December 21, 2007
The Guardian reports on the Lincolnsfields Centre, a residential site where visiting schoolchildren learn what it was like to be evacuees during the Second World War by ‘experiencing’ it for themselves. They seem to get the whole war in a week, from evacuation to VE Day. I’m not quite sure how I feel about such experiential learning. At one level, the Centre is obviously run by good people, who want to make history accessible and (despite the tone of the report) to help those with Special Needs or who are socially disadvantaged. And I would be the last to complain at children being fascinated by history, particularly since the numbers of kids choosing history at GCSE level goes down year by year. Still, I get nervous at how people are being taught to think about the past.

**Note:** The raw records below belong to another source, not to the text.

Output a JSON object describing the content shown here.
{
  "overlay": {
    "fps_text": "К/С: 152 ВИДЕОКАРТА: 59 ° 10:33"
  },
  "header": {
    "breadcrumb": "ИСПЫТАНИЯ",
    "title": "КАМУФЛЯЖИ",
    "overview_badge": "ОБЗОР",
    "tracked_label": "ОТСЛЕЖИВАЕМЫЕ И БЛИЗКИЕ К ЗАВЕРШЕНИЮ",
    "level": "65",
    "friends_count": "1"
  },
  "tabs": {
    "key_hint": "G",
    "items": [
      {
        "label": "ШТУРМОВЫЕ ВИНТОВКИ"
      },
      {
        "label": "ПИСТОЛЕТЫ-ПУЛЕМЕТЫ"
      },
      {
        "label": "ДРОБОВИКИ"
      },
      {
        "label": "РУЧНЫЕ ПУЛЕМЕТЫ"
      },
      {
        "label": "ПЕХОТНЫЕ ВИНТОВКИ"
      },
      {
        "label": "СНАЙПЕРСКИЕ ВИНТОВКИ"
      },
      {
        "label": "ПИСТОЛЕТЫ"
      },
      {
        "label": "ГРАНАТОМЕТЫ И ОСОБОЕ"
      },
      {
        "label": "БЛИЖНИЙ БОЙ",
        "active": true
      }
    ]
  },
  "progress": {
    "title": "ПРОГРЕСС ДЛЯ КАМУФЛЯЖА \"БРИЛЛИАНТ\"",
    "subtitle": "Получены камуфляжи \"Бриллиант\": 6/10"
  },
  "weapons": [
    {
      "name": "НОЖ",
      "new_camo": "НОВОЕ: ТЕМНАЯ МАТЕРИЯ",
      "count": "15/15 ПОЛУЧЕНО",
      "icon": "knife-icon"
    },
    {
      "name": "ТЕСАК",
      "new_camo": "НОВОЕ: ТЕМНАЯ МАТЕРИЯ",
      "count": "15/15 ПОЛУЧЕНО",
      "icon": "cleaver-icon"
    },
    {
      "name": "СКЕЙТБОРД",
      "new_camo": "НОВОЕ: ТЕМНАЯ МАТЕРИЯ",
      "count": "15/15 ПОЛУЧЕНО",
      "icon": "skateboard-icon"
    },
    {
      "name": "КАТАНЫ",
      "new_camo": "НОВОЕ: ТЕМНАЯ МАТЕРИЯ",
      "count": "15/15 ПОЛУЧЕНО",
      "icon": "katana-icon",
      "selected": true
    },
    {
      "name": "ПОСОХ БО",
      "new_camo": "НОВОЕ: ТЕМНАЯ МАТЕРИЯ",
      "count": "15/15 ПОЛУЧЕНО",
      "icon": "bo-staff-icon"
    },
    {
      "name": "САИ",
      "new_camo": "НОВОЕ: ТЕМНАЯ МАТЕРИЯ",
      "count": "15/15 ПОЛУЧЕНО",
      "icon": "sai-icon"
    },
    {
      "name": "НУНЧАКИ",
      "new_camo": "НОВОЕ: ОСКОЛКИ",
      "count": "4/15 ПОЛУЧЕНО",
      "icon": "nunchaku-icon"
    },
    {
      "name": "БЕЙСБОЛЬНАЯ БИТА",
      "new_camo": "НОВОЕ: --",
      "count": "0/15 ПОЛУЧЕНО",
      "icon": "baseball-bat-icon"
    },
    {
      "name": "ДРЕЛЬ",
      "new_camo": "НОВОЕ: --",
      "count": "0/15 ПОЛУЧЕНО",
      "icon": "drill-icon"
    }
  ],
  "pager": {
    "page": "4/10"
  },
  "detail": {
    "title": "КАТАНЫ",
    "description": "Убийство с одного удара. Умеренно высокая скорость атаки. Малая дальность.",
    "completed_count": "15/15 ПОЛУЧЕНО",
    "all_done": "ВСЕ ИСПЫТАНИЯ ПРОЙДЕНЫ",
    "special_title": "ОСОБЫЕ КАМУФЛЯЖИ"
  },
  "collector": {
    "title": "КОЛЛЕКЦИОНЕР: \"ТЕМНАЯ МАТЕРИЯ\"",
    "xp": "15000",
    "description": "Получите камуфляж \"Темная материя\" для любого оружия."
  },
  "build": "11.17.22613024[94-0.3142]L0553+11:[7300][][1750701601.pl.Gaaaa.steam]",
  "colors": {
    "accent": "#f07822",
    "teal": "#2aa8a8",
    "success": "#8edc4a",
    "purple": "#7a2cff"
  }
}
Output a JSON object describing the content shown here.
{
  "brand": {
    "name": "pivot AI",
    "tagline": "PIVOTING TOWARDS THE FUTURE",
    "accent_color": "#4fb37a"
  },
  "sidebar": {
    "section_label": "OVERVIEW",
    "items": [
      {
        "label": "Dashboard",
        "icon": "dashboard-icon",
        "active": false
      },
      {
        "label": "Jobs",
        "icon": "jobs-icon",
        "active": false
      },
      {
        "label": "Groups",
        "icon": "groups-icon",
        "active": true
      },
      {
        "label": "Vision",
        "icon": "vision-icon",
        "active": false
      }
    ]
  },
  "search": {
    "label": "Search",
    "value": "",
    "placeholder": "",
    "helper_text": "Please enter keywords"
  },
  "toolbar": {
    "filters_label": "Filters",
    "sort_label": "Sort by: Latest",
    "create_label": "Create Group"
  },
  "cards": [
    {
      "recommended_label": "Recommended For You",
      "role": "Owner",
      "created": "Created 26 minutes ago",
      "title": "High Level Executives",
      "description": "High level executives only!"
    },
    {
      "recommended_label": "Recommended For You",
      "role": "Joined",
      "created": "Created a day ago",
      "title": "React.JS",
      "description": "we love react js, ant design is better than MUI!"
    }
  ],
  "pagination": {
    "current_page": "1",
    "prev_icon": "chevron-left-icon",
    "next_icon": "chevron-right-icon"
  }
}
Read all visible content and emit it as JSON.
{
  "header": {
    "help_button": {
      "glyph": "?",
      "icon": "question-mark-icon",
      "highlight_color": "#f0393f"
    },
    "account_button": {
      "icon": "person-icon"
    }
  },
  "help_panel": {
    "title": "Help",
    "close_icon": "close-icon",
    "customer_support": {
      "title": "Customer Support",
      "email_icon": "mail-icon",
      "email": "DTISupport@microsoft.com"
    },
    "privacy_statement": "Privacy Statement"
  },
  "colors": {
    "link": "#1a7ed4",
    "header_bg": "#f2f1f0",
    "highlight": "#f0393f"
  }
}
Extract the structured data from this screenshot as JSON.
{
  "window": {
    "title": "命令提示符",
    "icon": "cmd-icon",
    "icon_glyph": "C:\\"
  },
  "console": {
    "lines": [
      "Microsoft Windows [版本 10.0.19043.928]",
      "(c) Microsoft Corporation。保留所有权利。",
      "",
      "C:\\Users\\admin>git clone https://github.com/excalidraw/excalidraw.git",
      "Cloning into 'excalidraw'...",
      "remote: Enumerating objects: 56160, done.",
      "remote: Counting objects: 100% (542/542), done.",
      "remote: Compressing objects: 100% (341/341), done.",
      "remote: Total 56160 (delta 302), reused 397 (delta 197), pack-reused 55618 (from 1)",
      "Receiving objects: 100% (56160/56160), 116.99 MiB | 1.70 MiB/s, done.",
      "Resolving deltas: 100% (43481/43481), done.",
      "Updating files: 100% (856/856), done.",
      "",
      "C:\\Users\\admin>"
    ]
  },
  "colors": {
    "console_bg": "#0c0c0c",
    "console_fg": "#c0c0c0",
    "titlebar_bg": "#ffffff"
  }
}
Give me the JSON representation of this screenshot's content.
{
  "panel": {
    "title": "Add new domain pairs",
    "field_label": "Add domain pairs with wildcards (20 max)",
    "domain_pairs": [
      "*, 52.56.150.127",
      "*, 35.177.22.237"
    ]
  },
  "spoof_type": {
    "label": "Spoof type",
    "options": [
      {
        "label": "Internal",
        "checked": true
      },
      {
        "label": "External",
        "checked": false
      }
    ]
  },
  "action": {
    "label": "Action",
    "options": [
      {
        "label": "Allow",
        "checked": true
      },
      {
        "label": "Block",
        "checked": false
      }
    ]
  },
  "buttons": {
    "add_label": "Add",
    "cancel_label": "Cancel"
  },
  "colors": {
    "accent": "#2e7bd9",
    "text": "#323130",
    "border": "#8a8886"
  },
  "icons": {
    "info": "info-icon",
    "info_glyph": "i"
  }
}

The teacher quoted at the end of the Guardian report says: ‘It was everything we hoped for and more. The children haven’t stopped talking about it, and it gave them a fantastic insight into the war years. It enabled them to empathise with the children living through it.’ I can’t help thinking that ‘empathise’ is the wrong word here, and that this makes more than a semantic difference. It helped the children ‘imagine’ what it might have been like to be an evacuee, but if they are taught that just by wearing some clothes that feel strange, going somewhere different and eating some odd food you get an insight into the mental world of the 1930s or 1940s, to really ‘empathise’, then someone is making an error. It’s a very fine line to walk: I know from experience that you can get a better sense, for example, of how well the British Army’s personal equipment was designed in 1914 by trying it on and comparing it to the Boer War version. But do students get a better sense of how it felt to be a soldier by putting on a uniform for twenty minutes? Probably not: they get a sense of what it feels like to be a young person in the twenty-first century wearing some unfamiliar clothing.
Still, if the Lincolnsfields Centre had its petition online, I’d sign up, because unless we get children interested in history somehow, they’ll never get to a point where we can start to make them question what, and how, they’ve learned.
Update: In some ways, this relates to the issue of imaginative involvement, as discussed from a different perspective by George Simmers here and here.
December 18, 2007
It is very much to my embarassment that this is the first post in over three months. Yes, I am well aware that the web is full of blogs the principal content of which are posts lamenting ‘I really must write here more often…’, but allow me to explain. For me, the purpose of the blog has always been to encourage and improve work, not to create it. It’s a place to share ideas and spark creativity. Over the last few months, I’ve often found myself either doing the sort of administrative work that doesn’t need to be shared with anybody, or writing to deadlines in a way that precludes discussion. I’ve also been fortunate enough to spend some time abroad – including a trip to Australia, of which you can read an account here and here. And this alerted me to the fact that quite a few people read trenchfever. Strangely, far from encouraging me to write more, this blocked me for two reasons. First, I felt a responsibility to produce quality. Second, I became conscious as I went over deadlines that the blog is also a measure of my activity. What would those editors to whom I owed chapters think of my excuses if they could see perfectly well that I was producing the goods here?
Anyway, the chapters are finished, the term is done, and I’m about to start a year’s sabbatical in which I’m concentrating on my Second World War book. So the blog should resume its role as thoughtpad and discussion site.
There are a couple of things I want to talk about over the next few days, including publishers using the ‘net, my experience of doing a podcast for Timewatch and my plans for next year, but for now, some sites to share on the web.
My Queen Mary colleagues put their Borromei Bank research project on the web. It’s a remarkable medieval history resource – an entire set of banking records allowing the reconstruction of a trans-European economy – and exactly what the net was meant for. Here’s the explanation of why it matters so much. Here are the records themselves.
James Holland’s research site and blog detailing his work on the Second World War. An example of an independent historian using the web to create his own archive.
The Imperial War Museum’s brief online exhibition of its work recording memories of Greenham Common, which might be quite a useful resource for post 45 British history.